Despite being in full control, Lens struggled to create real chances though. They were able to get into Orléans’ half easily, but Orléans forming a back six when the wingers dropped back meant they had a bolstered defence to break down. Tony Mauricio and Florian Sotoca would look to receive the ball between the lines and Cheick Doucouré would push up to join them, however Orléan’s narrow defensive base and the two midfielders in front of them meant there wasn’t a lot of space to work the ball through. Lens could often get the ball into the attacking third but couldn’t pull off that final pass to set up a goal.

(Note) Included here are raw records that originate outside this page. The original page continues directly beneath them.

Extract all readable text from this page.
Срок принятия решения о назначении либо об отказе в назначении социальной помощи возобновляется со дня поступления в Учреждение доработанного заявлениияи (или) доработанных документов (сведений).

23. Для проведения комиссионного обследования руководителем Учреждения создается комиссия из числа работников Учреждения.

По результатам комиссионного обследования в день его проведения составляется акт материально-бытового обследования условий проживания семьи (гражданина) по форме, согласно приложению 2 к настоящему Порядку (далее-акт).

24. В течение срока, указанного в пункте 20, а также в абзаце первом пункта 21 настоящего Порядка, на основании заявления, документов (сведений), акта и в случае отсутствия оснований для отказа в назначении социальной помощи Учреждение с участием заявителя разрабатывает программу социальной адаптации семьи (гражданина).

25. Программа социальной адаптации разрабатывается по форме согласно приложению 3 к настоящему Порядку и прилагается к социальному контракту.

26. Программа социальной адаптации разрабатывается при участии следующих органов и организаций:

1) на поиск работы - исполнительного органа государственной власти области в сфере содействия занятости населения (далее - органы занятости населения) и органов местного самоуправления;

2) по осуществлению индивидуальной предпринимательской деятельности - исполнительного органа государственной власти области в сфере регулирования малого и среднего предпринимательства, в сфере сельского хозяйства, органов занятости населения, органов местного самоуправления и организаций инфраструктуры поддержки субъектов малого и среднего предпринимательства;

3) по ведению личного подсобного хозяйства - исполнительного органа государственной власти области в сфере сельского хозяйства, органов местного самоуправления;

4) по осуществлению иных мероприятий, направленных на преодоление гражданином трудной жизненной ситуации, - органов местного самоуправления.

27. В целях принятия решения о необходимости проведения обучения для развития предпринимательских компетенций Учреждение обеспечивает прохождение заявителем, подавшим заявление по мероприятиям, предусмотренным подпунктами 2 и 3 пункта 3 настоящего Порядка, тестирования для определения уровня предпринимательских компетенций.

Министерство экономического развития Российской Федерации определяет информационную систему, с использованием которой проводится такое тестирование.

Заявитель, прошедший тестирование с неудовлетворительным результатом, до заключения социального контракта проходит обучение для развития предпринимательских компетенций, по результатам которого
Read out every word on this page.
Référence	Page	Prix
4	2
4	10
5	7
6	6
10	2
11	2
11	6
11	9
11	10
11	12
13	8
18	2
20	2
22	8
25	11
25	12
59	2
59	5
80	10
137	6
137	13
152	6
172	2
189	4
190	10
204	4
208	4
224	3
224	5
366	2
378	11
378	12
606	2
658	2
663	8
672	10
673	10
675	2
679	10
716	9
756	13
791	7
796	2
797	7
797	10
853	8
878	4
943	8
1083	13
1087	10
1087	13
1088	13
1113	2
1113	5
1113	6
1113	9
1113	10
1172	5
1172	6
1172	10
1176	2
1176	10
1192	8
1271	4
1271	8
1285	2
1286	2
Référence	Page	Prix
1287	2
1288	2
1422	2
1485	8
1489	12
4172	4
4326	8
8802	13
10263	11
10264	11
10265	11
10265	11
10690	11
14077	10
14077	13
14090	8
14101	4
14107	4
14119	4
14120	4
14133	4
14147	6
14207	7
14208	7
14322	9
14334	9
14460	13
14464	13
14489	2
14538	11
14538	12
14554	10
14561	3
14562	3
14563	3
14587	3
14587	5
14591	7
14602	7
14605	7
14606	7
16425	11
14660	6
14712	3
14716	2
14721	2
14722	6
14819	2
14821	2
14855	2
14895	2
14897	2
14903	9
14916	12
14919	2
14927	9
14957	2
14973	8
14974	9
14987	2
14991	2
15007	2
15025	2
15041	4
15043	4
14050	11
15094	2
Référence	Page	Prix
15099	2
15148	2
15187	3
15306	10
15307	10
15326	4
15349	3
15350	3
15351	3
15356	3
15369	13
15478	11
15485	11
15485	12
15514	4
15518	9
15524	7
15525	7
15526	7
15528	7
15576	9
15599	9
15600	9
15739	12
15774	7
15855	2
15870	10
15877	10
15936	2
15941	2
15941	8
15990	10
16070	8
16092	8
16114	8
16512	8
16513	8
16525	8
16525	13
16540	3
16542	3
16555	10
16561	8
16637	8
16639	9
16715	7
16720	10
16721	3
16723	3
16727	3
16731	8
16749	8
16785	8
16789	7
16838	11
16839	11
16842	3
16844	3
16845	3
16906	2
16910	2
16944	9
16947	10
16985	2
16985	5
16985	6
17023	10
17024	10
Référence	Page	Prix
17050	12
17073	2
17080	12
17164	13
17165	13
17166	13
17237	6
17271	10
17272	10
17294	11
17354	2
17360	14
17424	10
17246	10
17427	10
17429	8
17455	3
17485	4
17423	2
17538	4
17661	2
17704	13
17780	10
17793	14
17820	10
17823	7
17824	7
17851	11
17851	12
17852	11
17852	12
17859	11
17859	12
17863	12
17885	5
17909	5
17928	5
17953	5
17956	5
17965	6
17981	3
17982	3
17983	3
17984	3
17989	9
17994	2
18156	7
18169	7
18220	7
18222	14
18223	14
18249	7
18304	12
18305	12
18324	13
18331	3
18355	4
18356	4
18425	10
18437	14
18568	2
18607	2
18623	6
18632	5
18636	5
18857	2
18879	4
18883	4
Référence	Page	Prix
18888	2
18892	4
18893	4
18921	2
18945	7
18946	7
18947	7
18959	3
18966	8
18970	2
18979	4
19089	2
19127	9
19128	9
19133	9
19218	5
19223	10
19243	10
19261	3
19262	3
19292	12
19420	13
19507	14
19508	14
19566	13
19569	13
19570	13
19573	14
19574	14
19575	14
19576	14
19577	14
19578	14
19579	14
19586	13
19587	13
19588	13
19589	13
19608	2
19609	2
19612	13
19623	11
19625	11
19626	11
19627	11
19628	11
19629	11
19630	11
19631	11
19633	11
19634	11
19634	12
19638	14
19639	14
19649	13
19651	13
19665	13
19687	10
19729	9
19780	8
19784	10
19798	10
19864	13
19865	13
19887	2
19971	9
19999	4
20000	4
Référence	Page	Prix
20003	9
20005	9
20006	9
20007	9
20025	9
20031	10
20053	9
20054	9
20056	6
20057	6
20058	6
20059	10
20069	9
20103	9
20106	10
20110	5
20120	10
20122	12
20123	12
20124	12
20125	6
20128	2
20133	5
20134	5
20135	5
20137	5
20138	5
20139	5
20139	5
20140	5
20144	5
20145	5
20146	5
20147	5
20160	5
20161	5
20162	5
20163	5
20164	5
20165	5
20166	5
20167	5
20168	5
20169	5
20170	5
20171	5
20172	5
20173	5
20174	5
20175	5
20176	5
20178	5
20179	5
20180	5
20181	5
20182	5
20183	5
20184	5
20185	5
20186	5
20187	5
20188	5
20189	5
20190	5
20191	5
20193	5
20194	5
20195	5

They would often send the ball wide to the wing-backs too. Boli would usually dribble inside, which simply added to the crush through the centre, whereas Michelin would swing in a cross – all horribly overhit.
A small adjustment at half-time saw Lens finally able to break Orléans down though. Mauricio had looked Lens’ brightest attacker, always looking to receive the ball on the half-turn, however it had been difficult to get the ball to him with the Orléans defenders breathing down his neck.
In the second half, he began to drift out to the right side. Orléans struggled to deal with this. If the centre midfielders followed him, they would leave space through the middle for passes into the forwards, so instead it was Soumaré’s job to pick him up. Soumaré couldn’t keep track of both Mauricio and Michelin at the same time though, meaning Gauthier Pinaud would have to move wider to deal with Michelin, finally pulling one of the back four out of their narrow positions to create some space in the middle.
Lens took the lead through a penalty won by Sotoca. Mauricio picked up the ball out wide, gaining Soumaré’s attention, then passed inside to Sotoca, who played a one-two with Michelin in space on the right and made a run in behind Pinaud when he moved out to close the wing-back down. Sotoca’s cross was blocked by Cédric Cambon’s arm and he tucked away the resulting penalty.
Lens continued to have most of the ball and were happier to simply keep hold of possession rather than forcing attacks now that they had the lead. Orléans never really mustered any kind of reply. They began to make use of the space afforded to their full-backs due to Lens’ narrow shape, passing out to Pinaud as they tried to double or triple up on Lens down the left flank but they never really looked threatening.
It was a less eye-catching win for Lens than against Paris FC, but they nevertheless controlled the game well. Haise can be happy at how his tenure is going so far.